IOT and Edge Devices
One major introduction into the software world was the sudden boom of IOT and Edge Devices. These devices normally consist of both a combination of smaller hardware and software and can act as entry points into the underlying technology stack. One major example of these devices is the use of sensors and being able to continuously record data which can be fed back into the database. NoSQL databases allowed for these devices to multiply and grow without the worry of scaling, rigidity and high availability, which a relational model would struggle provide. In many of these cases the application would encompass a high level of write operations and the information would be analysed at a later stage.
Now, although the ability to comfortably scale is a sigh of relief for most DBA’s, we quickly run into a common problem which everybody is trying to solve, increasing cost. The flexibility and freedom to store as much data as possible also has its downsides to it, as a result the size of these clusters can quickly get out of control.
If we take a Formula 1 racing team during a race for example, they could have sensors built into the car recording statistics down to the millisecond, they could have hundreds or even thousands of these sensors all around the car throughout each race. Although the individual readings would be small, the sheer number of documents which are being stored will be in the millions, and that’s me being conservative! Once they have all of this data, they need to run near real time analytics, the result of these analytics will allow the team to make adjustments throughout the race and improve as they go. The problem doesn’t come during any of the above scenario, but when you look at the cluster supporting this, you can see how the amount of data and the TCO for this database can get quickly out of hand. For this Formula 1 team however, it turns out, that after 15 minutes, the granularity of the sensor readings in milliseconds isn’t as necessary anymore and instead they are happy to store averages by the second instead, after an hour, they are happy to store averages by the minute, this process can be repeated as much as is required.
For example if we look at a set of documents which contain multiple temperature and pressure readings, we could get a set of documents which look like this
key = "sensor::temp-press::2020-01-02T12:34:01"
"ts": "2020-01-02 12:34:01",
key = "sensor::temp-press::2020-01-02T12:34:58"
"ts": "2020-01-02 12:34:58",
key = "sensor::temp-press::2020-01-02T12:34:59"
"ts": "2020-01-02 12:34:59",
To reduce the dataset and compress the information that we have, we could aggregate the results into arrays of much smaller documents
key = "sensor::tps-001::2020-01-02T12:34"
"t": [110.8, ... 112.7, 113.1],
"p": [21.2, ... 21.6, 22.5]
Couchbase Version 6.6 introduced the recursive timer.
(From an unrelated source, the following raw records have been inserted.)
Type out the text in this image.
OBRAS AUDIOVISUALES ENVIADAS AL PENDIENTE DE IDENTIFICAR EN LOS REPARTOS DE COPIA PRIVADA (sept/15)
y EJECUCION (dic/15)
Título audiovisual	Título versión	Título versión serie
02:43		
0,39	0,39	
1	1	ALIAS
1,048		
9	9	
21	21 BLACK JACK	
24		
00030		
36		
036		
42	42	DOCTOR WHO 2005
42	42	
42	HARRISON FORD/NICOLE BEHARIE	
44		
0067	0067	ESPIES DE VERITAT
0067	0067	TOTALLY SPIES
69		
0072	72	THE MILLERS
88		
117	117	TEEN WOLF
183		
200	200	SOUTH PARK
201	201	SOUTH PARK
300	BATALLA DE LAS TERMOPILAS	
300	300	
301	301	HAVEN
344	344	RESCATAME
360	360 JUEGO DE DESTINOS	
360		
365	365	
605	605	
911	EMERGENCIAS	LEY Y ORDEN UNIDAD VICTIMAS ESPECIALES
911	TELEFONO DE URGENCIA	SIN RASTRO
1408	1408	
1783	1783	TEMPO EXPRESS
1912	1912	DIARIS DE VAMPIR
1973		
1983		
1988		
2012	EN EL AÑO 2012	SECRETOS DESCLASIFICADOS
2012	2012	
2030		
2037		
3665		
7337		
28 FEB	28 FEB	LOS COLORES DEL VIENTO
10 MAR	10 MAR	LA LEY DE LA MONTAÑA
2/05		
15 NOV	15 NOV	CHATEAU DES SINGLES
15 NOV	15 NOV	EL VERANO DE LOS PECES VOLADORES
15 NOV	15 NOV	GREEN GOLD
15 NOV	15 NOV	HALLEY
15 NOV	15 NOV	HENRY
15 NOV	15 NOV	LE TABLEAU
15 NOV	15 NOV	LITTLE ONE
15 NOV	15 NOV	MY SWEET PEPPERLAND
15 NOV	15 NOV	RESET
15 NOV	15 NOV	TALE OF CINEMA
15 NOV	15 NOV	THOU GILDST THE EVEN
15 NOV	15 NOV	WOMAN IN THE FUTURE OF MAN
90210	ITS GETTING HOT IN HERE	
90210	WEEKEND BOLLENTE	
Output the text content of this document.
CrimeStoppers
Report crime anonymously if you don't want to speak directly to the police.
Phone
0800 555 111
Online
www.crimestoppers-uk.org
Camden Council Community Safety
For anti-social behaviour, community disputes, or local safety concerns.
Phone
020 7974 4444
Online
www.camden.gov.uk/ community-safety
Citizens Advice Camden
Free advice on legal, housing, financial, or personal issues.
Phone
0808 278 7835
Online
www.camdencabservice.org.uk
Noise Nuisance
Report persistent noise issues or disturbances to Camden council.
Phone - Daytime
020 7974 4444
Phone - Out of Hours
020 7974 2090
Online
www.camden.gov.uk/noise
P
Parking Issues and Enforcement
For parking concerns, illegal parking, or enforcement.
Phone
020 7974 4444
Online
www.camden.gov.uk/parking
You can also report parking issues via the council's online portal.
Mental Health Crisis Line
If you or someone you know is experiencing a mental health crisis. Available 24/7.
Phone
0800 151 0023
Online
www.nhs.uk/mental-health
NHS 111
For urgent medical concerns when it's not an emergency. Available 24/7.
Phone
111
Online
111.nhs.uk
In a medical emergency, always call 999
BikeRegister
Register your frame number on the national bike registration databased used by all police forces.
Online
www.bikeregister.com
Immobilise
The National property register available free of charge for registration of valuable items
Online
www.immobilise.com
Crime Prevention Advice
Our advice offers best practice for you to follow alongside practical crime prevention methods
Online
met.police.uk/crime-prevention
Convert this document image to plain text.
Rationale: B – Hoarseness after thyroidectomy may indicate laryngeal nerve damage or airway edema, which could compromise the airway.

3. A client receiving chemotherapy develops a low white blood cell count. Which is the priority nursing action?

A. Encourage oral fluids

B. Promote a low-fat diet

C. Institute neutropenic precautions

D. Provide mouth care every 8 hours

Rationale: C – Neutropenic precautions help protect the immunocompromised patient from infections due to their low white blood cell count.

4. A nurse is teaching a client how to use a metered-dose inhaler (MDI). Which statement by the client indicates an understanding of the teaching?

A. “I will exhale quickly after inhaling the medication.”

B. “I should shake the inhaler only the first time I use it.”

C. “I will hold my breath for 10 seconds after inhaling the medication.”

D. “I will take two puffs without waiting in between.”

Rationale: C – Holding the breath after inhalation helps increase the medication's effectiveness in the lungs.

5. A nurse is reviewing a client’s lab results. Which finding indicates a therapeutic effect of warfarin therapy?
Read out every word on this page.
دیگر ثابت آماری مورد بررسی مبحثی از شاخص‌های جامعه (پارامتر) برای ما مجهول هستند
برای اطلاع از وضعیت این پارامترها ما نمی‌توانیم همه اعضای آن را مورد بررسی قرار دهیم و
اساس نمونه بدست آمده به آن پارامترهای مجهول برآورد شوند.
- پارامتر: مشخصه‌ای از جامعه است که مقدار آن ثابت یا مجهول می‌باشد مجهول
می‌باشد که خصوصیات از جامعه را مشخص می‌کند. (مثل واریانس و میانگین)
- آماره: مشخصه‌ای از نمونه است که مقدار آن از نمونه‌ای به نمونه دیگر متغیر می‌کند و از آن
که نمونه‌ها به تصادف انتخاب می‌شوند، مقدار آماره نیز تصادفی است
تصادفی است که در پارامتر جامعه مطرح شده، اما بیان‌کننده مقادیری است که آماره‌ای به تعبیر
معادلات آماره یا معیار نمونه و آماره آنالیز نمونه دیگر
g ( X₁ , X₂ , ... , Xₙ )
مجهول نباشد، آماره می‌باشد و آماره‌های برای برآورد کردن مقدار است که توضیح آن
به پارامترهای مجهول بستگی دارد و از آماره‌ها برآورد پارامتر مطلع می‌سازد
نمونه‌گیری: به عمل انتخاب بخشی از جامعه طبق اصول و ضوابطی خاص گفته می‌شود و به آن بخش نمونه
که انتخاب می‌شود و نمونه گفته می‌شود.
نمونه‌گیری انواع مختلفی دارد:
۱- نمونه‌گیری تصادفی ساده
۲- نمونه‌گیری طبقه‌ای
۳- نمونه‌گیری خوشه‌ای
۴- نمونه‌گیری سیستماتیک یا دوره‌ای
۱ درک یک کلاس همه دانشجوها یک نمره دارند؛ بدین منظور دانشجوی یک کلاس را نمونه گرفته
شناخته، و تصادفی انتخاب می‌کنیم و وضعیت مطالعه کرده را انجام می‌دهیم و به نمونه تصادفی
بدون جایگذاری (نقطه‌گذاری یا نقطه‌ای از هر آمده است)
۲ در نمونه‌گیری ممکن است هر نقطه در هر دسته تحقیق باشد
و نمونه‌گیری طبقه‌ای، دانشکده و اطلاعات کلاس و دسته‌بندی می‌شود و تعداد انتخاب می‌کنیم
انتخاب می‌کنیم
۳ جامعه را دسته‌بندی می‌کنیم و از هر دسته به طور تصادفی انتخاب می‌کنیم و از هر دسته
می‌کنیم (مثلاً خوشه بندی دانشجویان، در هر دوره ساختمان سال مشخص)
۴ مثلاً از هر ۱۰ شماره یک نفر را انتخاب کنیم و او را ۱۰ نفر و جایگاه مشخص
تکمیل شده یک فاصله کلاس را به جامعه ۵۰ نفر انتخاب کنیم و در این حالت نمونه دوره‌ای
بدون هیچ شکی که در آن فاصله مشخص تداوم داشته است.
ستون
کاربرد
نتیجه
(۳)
Allowing users to create timers within the call back of another timer. At the point of execution, the logic would aggregate the documents within a given time frame and then before exiting, spin up another timer to repeat the process after a period of time.
Although the feature sounds trivial, it greatly simplifies the process of recursion and removes the need to utilise external technologies to achieve something which could be done internally.
So, you may not feel the need for document aggregation as you get your feet off the ground with a NoSQL Database. For write heavy use cases or even just when the overall TCO starts to rise, you’ll be looking for any ideas and answers you can find to help reduce the amount of data you are storing, hopefully this blog post and the new recursive timer can be a part of your solution.